How To

The Heel Deal: How to Choose the Right Character Shoe

Higher heels can be ideal for elongating your line and showing off your legs. (Courtesy Shai Yammanee)

From Chicago to Kinky Boots, heels are a necessity for musical theater dancers. But lots of factors go into choosing the right character shoes, especially when it comes to heel height. Ultimately, it's all about figuring out how to feel confident, so you can rock every step—from high kicks to leaps.


Know Your Show

The most common character shoe heel height is 2 1/2 inches, according to Kenya Gibson, a sales representative at Capezio in NYC. It's an ideal height for many dancers because it strikes a balance between elongating your line and still allowing you to relevé. When wearing a 3-inch heel, your foot is already in a high relevé position, and unless you're a strong dancer, it can be hard to relevé further.

But you should also consider the show's choreography. “If I'm doing leaps and turns I'm going to be wearing 2 1/2-inch heels, but if the choreography is just walking and a kick line, I'll wear 3 inches," says Meredith Therrien, a dancer who's worked on Oceania Cruises.
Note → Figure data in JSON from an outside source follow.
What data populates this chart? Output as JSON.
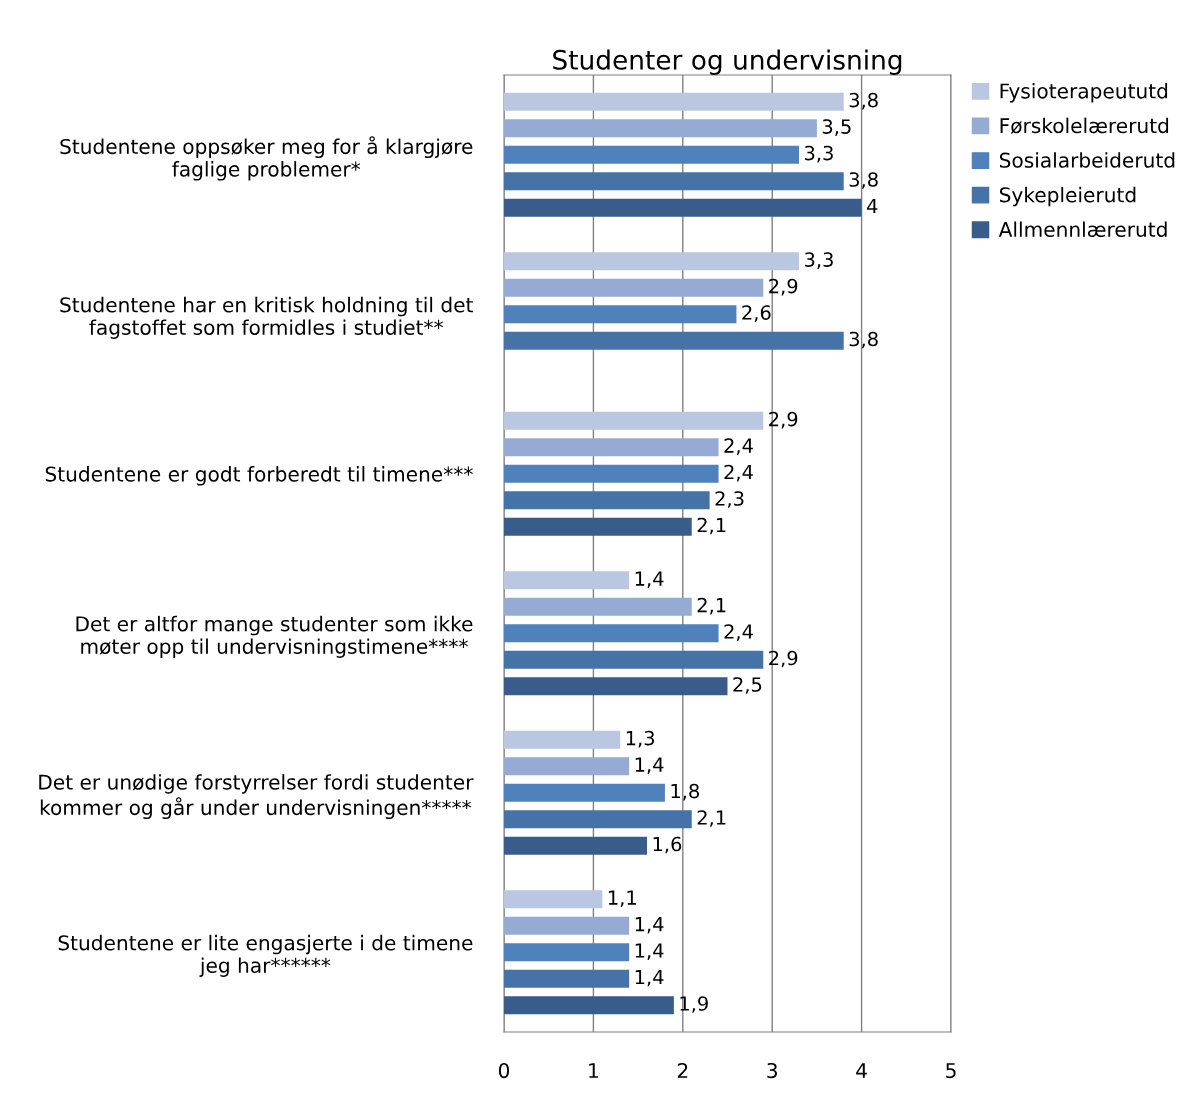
{
  "chart_data": {
    "type": "bar",
    "orientation": "horizontal",
    "title": "Studenter og undervisning",
    "categories": [
      "Studentene oppsøker meg for å klargjøre\nfaglige problemer*",
      "Studentene har en kritisk holdning til det\nfagstoffet som formidles i studiet**",
      "Studentene er godt forberedt til timene***",
      "Det er altfor mange studenter som ikke\nmøter opp til undervisningstimene****",
      "Det er unødige forstyrrelser fordi studenter\nkommer og går under undervisningen*****",
      "Studentene er lite engasjerte i de timene\njeg har******"
    ],
    "series": [
      {
        "name": "Fysioterapeututd",
        "color": "#b9c7e0",
        "values": [
          3.8,
          3.3,
          2.9,
          1.4,
          1.3,
          1.1
        ],
        "value_labels": [
          "3,8",
          "3,3",
          "2,9",
          "1,4",
          "1,3",
          "1,1"
        ]
      },
      {
        "name": "Førskolelærerutd",
        "color": "#95abd4",
        "values": [
          3.5,
          2.9,
          2.4,
          2.1,
          1.4,
          1.4
        ],
        "value_labels": [
          "3,5",
          "2,9",
          "2,4",
          "2,1",
          "1,4",
          "1,4"
        ]
      },
      {
        "name": "Sosialarbeiderutd",
        "color": "#4f81bd",
        "values": [
          3.3,
          2.6,
          2.4,
          2.4,
          1.8,
          1.4
        ],
        "value_labels": [
          "3,3",
          "2,6",
          "2,4",
          "2,4",
          "1,8",
          "1,4"
        ]
      },
      {
        "name": "Sykepleierutd",
        "color": "#4572a7",
        "values": [
          3.8,
          3.8,
          2.3,
          2.9,
          2.1,
          1.4
        ],
        "value_labels": [
          "3,8",
          "3,8",
          "2,3",
          "2,9",
          "2,1",
          "1,4"
        ]
      },
      {
        "name": "Allmennlærerutd",
        "color": "#385d8a",
        "values": [
          4,
          null,
          2.1,
          2.5,
          1.6,
          1.9
        ],
        "value_labels": [
          "4",
          null,
          "2,1",
          "2,5",
          "1,6",
          "1,9"
        ]
      }
    ],
    "xlim": [
      0,
      5
    ],
    "xticks": [
      0,
      1,
      2,
      3,
      4,
      5
    ],
    "grid": "x",
    "legend": "right"
  }
}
Think about time period, too. “The women in Fiddler on the Roof don't need to be in 3-inch LaDucas—it wouldn't make sense for the period," says Jessi Selig, a dresser for the show on Broadway. If you're auditioning for a similar show, choose boots that have a shorter, wider heel, which is a more authentic costuming choice.

Technique Is Key

If you're working on a show where a more standard character shoe is appropriate, you may feel like going for that high 3-inch heel—the extra height can help your legs look miles long. But another half-inch isn't always a good thing. “The trend now is for higher and higher heels, but the higher the heel, the higher the chance of rolling an ankle," says Broadway veteran Michelle Bruckner. If you're going to wear those 3-inch heels, make sure you have the technique and strength necessary to stay safe.

Bruckner also tells young dancers to make sure they have several years of good ballet and jazz training before they try sky-high heels. As for getting more comfortable, Therrien has simple advice: “Keep wearing them." To break in new character shoes, she tries them out in basic dance classes and rehearses blocking in them before busting out the triple turns.

Factor In Your Height

If you're a tall dancer, you may think you need to wear shorter heels to fit into the chorus, and if you're short you may think you need a height boost from your heels. But that's not necessarily the case. Sonya Higgins, a former showgirl in Jubilee! in Las Vegas, NV, is already tall at 5' 8", but she wears 3-inch heels anyway. “It's more about line," she says. “As a tall dancer, the kinds of shows I'm going out for are things like The Producers, or Spamalot, where it's all about the legs," making higher heels a better bet. And, if you're shorter, don't feel like you have to dance in the tallest shoe possible; go with the shoe that lets you showcase your strengths. Shorter dancers tend to be powerful turners or jumpers, and lower heels will allow you to show off those skills.

Find Your Style

Most dancers choose character heels with flexible arches. Therrien loves that soft-soled character shoes allow her to point her feet easily and land jumps properly. One reason to stick with hard-soled shoes? “Support," Higgins says—which you'll definitely need if you're dancing with a heavy costume. “If you're wearing a 20-pound headpiece, you want as much support as possible from your shoes."

The Bottom Line

One word: comfort. In the end, “you want a shoe that you're not going to have to think about while dancing," Selig says. “You want to be able to focus on the choreography." Comfort fosters confidence, and that's especially important during auditions. Properly fitted, comfortable shoes will get you further than an extra half-inch ever will.